Hal Varian on the Fashion Industry

Hal Varian writes about the fashion industry and intellectual property protection:
"Recently, two law professors, Kal Raustiala of the University of California, Los Angeles, and Chris Sprigman of the University of Virginia, wrote a fascinating paper that outlines the workings of the fashion industry and how it manages to function without much intellectual property protection.

At one time, the fashion industry did have a self-imposed system of intellectual property protection. In the 1930s, the Fashion Originators’ Guild prohibited copying among its members and urged retailers not to sell items from those who copied other designs. The guild was reasonably successful in these efforts. But in 1941, the Supreme Court held that its practices violated antitrust laws, and since then the fashion industry in the United States has had no intellectual property protection for designs.

A result has been that “piracy” of designs is common in the fashion industry. Designers constantly experiment with new shapes and colors. If a particular style catches on, it is quickly copied. Skinny jeans have been fashionable for the last few years, but there are signs that the trends are now moving toward straight-leg designs. If the tide changes, pretty soon everybody will be selling straight-leg jeans.

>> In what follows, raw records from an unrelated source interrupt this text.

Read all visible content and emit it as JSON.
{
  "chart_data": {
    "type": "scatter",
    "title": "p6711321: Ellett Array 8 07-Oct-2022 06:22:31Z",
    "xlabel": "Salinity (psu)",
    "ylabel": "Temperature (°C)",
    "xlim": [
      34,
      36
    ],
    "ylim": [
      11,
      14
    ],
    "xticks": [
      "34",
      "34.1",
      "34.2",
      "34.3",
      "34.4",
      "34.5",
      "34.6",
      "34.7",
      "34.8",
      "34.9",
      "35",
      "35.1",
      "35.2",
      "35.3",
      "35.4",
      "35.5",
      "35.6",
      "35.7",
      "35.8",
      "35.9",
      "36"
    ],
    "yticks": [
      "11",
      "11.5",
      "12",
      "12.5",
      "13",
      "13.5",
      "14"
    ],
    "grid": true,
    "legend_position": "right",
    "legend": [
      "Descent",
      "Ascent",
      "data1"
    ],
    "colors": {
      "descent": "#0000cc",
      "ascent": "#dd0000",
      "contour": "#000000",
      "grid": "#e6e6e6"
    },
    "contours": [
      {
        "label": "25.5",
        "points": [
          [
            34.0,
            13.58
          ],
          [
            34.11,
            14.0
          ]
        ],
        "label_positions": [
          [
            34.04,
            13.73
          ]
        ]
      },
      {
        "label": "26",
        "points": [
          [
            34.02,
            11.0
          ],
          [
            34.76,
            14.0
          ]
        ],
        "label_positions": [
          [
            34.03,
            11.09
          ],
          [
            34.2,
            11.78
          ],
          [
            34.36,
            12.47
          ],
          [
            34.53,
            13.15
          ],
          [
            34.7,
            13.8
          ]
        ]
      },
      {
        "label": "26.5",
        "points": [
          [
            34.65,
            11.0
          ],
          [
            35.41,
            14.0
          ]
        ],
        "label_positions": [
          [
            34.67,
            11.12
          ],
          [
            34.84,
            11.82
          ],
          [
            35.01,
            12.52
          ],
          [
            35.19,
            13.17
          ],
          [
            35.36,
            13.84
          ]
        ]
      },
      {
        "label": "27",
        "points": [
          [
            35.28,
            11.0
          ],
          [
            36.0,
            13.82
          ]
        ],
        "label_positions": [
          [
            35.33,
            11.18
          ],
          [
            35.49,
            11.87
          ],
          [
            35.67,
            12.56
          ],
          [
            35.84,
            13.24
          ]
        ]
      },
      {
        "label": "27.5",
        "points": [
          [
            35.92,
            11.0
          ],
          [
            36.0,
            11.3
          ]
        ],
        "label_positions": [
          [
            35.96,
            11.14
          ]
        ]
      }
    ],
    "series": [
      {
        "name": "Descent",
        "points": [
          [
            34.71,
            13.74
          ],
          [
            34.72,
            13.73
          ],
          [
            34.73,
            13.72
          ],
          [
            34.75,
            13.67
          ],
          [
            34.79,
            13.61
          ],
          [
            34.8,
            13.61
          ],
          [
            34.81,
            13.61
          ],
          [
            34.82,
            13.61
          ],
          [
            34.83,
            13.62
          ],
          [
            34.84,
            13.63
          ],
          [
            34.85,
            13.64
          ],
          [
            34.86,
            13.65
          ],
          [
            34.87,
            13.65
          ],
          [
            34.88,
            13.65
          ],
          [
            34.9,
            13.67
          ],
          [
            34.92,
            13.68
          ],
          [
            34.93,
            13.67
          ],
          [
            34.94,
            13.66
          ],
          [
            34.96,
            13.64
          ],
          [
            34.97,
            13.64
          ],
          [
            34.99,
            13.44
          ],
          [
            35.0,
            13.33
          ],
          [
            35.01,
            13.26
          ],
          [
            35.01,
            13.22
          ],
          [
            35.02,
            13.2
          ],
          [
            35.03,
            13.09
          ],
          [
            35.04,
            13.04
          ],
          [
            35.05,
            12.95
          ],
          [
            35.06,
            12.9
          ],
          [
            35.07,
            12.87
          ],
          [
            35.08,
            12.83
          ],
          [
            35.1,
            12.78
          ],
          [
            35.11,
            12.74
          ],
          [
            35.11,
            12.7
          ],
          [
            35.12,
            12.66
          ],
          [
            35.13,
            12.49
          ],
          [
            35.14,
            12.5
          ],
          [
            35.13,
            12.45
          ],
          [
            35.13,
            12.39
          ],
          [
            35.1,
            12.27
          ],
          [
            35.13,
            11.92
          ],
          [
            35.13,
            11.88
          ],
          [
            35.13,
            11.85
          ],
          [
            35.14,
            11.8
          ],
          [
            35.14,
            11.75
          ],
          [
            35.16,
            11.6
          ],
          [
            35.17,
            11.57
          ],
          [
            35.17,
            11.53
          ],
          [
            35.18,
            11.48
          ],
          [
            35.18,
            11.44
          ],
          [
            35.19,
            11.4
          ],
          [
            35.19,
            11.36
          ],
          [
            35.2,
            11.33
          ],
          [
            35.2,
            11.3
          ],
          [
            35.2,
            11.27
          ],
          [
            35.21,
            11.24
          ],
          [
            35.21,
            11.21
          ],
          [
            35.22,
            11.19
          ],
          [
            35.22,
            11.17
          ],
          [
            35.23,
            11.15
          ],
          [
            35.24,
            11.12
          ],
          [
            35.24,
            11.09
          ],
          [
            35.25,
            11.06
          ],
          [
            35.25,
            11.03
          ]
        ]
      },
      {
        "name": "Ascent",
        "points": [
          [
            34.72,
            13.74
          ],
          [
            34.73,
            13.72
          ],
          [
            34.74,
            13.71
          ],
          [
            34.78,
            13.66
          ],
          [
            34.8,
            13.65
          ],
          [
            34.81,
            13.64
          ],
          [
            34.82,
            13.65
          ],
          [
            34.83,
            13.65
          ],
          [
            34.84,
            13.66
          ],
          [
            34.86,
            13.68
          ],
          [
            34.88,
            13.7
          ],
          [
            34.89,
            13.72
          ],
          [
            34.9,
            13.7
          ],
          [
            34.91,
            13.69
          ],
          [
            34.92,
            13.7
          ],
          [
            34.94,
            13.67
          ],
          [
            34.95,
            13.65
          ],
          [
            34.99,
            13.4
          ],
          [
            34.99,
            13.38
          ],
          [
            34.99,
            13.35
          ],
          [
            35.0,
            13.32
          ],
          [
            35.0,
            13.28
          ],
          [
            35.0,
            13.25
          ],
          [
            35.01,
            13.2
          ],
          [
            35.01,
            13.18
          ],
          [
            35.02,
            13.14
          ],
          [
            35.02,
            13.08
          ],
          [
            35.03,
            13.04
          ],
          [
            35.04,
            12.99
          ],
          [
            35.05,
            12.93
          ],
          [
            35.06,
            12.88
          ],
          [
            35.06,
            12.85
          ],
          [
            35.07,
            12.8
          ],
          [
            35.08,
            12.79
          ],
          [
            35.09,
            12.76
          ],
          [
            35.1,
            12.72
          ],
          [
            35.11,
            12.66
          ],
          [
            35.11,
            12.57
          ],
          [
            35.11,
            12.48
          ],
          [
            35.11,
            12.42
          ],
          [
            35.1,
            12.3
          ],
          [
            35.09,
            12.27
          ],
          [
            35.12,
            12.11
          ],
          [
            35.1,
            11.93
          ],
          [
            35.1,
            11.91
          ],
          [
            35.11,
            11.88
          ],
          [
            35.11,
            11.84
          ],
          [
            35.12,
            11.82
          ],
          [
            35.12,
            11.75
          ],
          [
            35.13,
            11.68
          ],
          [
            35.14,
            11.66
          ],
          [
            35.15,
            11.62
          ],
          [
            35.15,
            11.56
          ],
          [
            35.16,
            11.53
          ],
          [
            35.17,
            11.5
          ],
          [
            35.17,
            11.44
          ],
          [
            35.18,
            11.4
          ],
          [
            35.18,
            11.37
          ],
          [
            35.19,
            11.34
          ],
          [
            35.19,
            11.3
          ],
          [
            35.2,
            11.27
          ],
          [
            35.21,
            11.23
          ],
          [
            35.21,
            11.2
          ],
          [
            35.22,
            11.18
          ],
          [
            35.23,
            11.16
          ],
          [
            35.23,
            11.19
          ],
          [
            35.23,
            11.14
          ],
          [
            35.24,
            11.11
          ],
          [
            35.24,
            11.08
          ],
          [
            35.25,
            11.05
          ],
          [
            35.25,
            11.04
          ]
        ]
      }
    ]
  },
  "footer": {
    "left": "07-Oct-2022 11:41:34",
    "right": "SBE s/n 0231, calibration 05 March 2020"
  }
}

According to Mr. Raustiala and Mr. Sprigman, the fashion industry can survive without intellectual property protection because of two interacting factors that they refer to as “induced obsolescence” and “anchoring.”

The first factor means that clothes become unfashionable before they wear out, so trendy people have to keep buying new clothes every year. When you are wearing the same thing as your cool friends, that’s great. But when you start seeing that style on decidedly uncool people, it’s time for something new — which the fashion industry is happy to provide.

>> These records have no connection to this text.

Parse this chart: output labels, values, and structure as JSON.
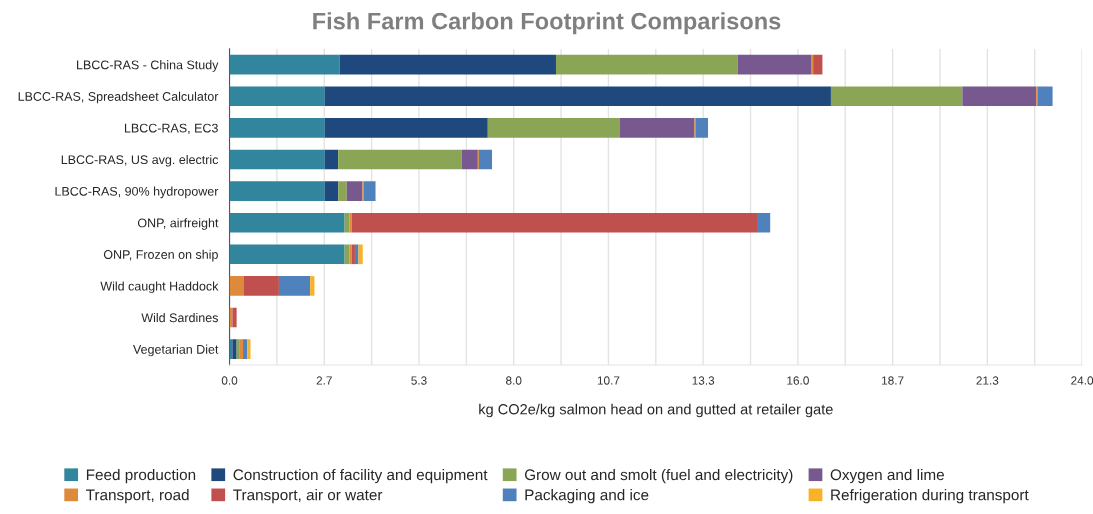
{
  "chart_data": {
    "type": "bar",
    "orientation": "horizontal",
    "stacked": true,
    "title": "Fish Farm Carbon Footprint Comparisons",
    "xlabel": "kg CO2e/kg salmon head on and gutted at retailer gate",
    "categories": [
      "LBCC-RAS - China Study",
      "LBCC-RAS, Spreadsheet Calculator",
      "LBCC-RAS, EC3",
      "LBCC-RAS, US avg. electric",
      "LBCC-RAS, 90% hydropower",
      "ONP, airfreight",
      "ONP, Frozen on ship",
      "Wild caught Haddock",
      "Wild Sardines",
      "Vegetarian Diet"
    ],
    "series": [
      {
        "name": "Feed production",
        "color": "#31859c",
        "values": [
          3.1,
          2.68,
          2.68,
          2.68,
          2.68,
          3.24,
          3.24,
          null,
          null,
          0.08
        ]
      },
      {
        "name": "Construction of facility and equipment",
        "color": "#1f497d",
        "values": [
          6.09,
          14.25,
          4.59,
          0.38,
          0.38,
          null,
          null,
          null,
          null,
          0.12
        ]
      },
      {
        "name": "Grow out and smolt (fuel and electricity)",
        "color": "#8ba557",
        "values": [
          5.12,
          3.7,
          3.72,
          3.48,
          0.24,
          0.14,
          0.14,
          null,
          null,
          0.09
        ]
      },
      {
        "name": "Oxygen and lime",
        "color": "#77598f",
        "values": [
          2.06,
          2.08,
          2.1,
          0.45,
          0.44,
          null,
          null,
          null,
          null,
          null
        ]
      },
      {
        "name": "Transport, road",
        "color": "#dd8a3c",
        "values": [
          0.06,
          0.03,
          0.04,
          0.03,
          0.03,
          0.06,
          0.06,
          0.39,
          0.08,
          0.09
        ]
      },
      {
        "name": "Transport, air or water",
        "color": "#c0504d",
        "values": [
          0.26,
          null,
          null,
          null,
          null,
          11.41,
          0.09,
          1.0,
          0.12,
          null
        ]
      },
      {
        "name": "Packaging and ice",
        "color": "#4f81bd",
        "values": [
          null,
          0.43,
          0.34,
          0.37,
          0.34,
          0.37,
          0.1,
          0.88,
          null,
          0.12
        ]
      },
      {
        "name": "Refrigeration during transport",
        "color": "#f9b128",
        "values": [
          null,
          null,
          null,
          null,
          null,
          null,
          0.12,
          0.12,
          null,
          0.09
        ]
      }
    ],
    "xlim": [
      0,
      24
    ],
    "xticks": [
      {
        "value": 0,
        "label": "0.0"
      },
      {
        "value": 1.3333,
        "label": null
      },
      {
        "value": 2.6667,
        "label": "2.7"
      },
      {
        "value": 4,
        "label": null
      },
      {
        "value": 5.3333,
        "label": "5.3"
      },
      {
        "value": 6.6667,
        "label": null
      },
      {
        "value": 8,
        "label": "8.0"
      },
      {
        "value": 9.3333,
        "label": null
      },
      {
        "value": 10.6667,
        "label": "10.7"
      },
      {
        "value": 12,
        "label": null
      },
      {
        "value": 13.3333,
        "label": "13.3"
      },
      {
        "value": 14.6667,
        "label": null
      },
      {
        "value": 16,
        "label": "16.0"
      },
      {
        "value": 17.3333,
        "label": null
      },
      {
        "value": 18.6667,
        "label": "18.7"
      },
      {
        "value": 20,
        "label": null
      },
      {
        "value": 21.3333,
        "label": "21.3"
      },
      {
        "value": 22.6667,
        "label": null
      },
      {
        "value": 24,
        "label": "24.0"
      }
    ],
    "grid": "x",
    "legend": "bottom"
  }
}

But how do the fashionable decide what the next big thing is? Or perhaps more to the point: how does the fashion industry convey to their consumers what they should be wearing? How does the industry “anchor” the consumers in this season’s fashions? This is where copying comes in. If all the designers are showing baby doll dresses in the spring of 2006, then there’s a good chance that is what everybody will be wearing by the summer of 2006.

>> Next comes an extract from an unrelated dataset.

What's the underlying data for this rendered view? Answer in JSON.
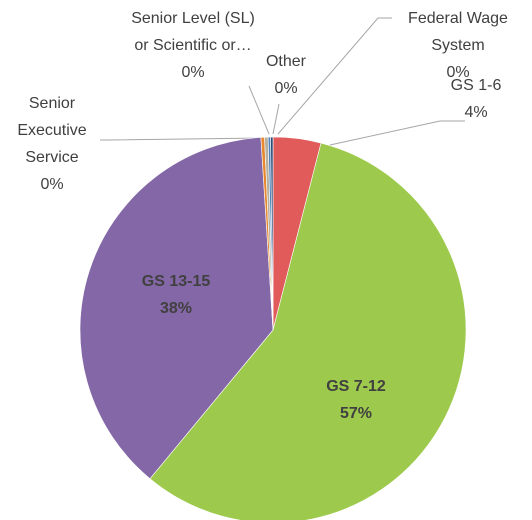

Mr. Raustiala and Mr. Sprigman argue that the lack of intellectual property protection actually promotes the functioning of the industry. If the extension of copyright to fashion prevented clothes manufacturers from copying each other, the industry would be ceding a major role to the lawyers and become much less creative. We’d see the same thing year after year. In other words, women’s fashion would look much more like men’s fashions — boring, boring, boring.

Since I have the same fashion sense that most economists have — that is, none whatsoever — I cannot attest to the accuracy of the law professors’ description of the fashion industry. But it is consistent with other examples of what happens when there is no intellectual property protection."